While there are dwarf varieties of snow, snap, and shelling peas that grow to heights of only twenty to thirty inches, all peas should ideally have some type of support. In addition to supporting the plants, trellises and netting provide air circulation which is essential to avoid rot and disease. They also allow leaves greater exposure to sunlight for optimum photosynthesis. Shorter varieties don’t need purpose-built trellises, however; they can be easily supported using twigs and branches.
Snap peas, a relative newcomer on the pea scene, are a cross between a shelling pea and a snow pea. Combining the best of both, they have fat, slightly rounder and tighter pods than a shelling pea, and like a snow pea, pods are edible and delicious. Snap and snow peas are becoming so popular that many gardeners now say that they no longer grow shelling peas. But for those who have the space, shelling peas are indispensable as these delicacies freeze well for a tasty winter treat. Two very reliable, large-podded varieties of shelling peas are Lincoln Homesteader and Green Arrow.

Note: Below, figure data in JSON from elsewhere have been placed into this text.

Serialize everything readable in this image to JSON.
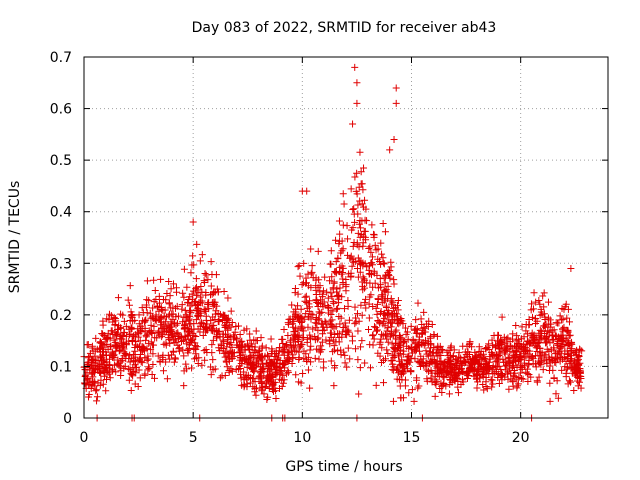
{
  "chart_data": {
    "type": "scatter",
    "title": "Day 083 of 2022, SRMTID for receiver ab43",
    "xlabel": "GPS time / hours",
    "ylabel": "SRMTID / TECUs",
    "xlim": [
      0,
      24
    ],
    "ylim": [
      0,
      0.7
    ],
    "x_ticks": [
      0,
      5,
      10,
      15,
      20
    ],
    "y_ticks": [
      0,
      0.1,
      0.2,
      0.3,
      0.4,
      0.5,
      0.6,
      0.7
    ],
    "x_tick_labels": [
      "0",
      "5",
      "10",
      "15",
      "20"
    ],
    "y_tick_labels": [
      "0",
      "0.1",
      "0.2",
      "0.3",
      "0.4",
      "0.5",
      "0.6",
      "0.7"
    ],
    "grid": true,
    "marker": "+",
    "color": "#e00000",
    "envelope": {
      "hours": [
        0.0,
        0.5,
        1.0,
        1.5,
        2.0,
        2.5,
        3.0,
        3.5,
        4.0,
        4.5,
        5.0,
        5.5,
        6.0,
        6.5,
        7.0,
        7.5,
        8.0,
        8.5,
        9.0,
        9.5,
        10.0,
        10.5,
        11.0,
        11.5,
        12.0,
        12.5,
        13.0,
        13.5,
        14.0,
        14.5,
        15.0,
        15.5,
        16.0,
        16.5,
        17.0,
        17.5,
        18.0,
        18.5,
        19.0,
        19.5,
        20.0,
        20.5,
        21.0,
        21.5,
        22.0,
        22.5,
        22.8
      ],
      "median": [
        0.08,
        0.1,
        0.13,
        0.15,
        0.15,
        0.14,
        0.17,
        0.18,
        0.17,
        0.16,
        0.19,
        0.2,
        0.19,
        0.15,
        0.13,
        0.11,
        0.1,
        0.09,
        0.1,
        0.13,
        0.19,
        0.2,
        0.18,
        0.22,
        0.27,
        0.3,
        0.26,
        0.22,
        0.2,
        0.12,
        0.12,
        0.15,
        0.12,
        0.1,
        0.1,
        0.1,
        0.1,
        0.1,
        0.12,
        0.12,
        0.12,
        0.15,
        0.16,
        0.13,
        0.15,
        0.1,
        0.1
      ],
      "spread": [
        0.03,
        0.04,
        0.05,
        0.05,
        0.05,
        0.05,
        0.06,
        0.06,
        0.06,
        0.06,
        0.08,
        0.08,
        0.07,
        0.05,
        0.04,
        0.04,
        0.04,
        0.03,
        0.04,
        0.05,
        0.09,
        0.08,
        0.07,
        0.1,
        0.14,
        0.15,
        0.12,
        0.1,
        0.1,
        0.05,
        0.05,
        0.05,
        0.04,
        0.03,
        0.03,
        0.03,
        0.03,
        0.03,
        0.04,
        0.04,
        0.04,
        0.05,
        0.06,
        0.05,
        0.06,
        0.03,
        0.03
      ]
    },
    "notable_points": [
      {
        "x": 12.4,
        "y": 0.68
      },
      {
        "x": 12.5,
        "y": 0.65
      },
      {
        "x": 12.5,
        "y": 0.61
      },
      {
        "x": 12.3,
        "y": 0.57
      },
      {
        "x": 14.3,
        "y": 0.64
      },
      {
        "x": 14.3,
        "y": 0.61
      },
      {
        "x": 14.2,
        "y": 0.54
      },
      {
        "x": 14.0,
        "y": 0.52
      },
      {
        "x": 10.0,
        "y": 0.44
      },
      {
        "x": 10.2,
        "y": 0.44
      },
      {
        "x": 5.0,
        "y": 0.38
      },
      {
        "x": 22.3,
        "y": 0.29
      }
    ],
    "zero_points_x": [
      0.6,
      2.2,
      2.3,
      5.3,
      8.6,
      9.1,
      9.2,
      12.5,
      15.5,
      20.5
    ]
  }
}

Peas aren’t terribly fussy about soil, as long as it’s well-drained and compost enriched. Adding bonemeal will aid pod development. For better yields, and especially in new gardens, treat pea seeds with soil inoculant, available at most garden centres. Inoculant is a safe organic black powder that contains nitrogen-fixing bacteria. As these are living organisms, store the package in a cool place and use it before the expiry date.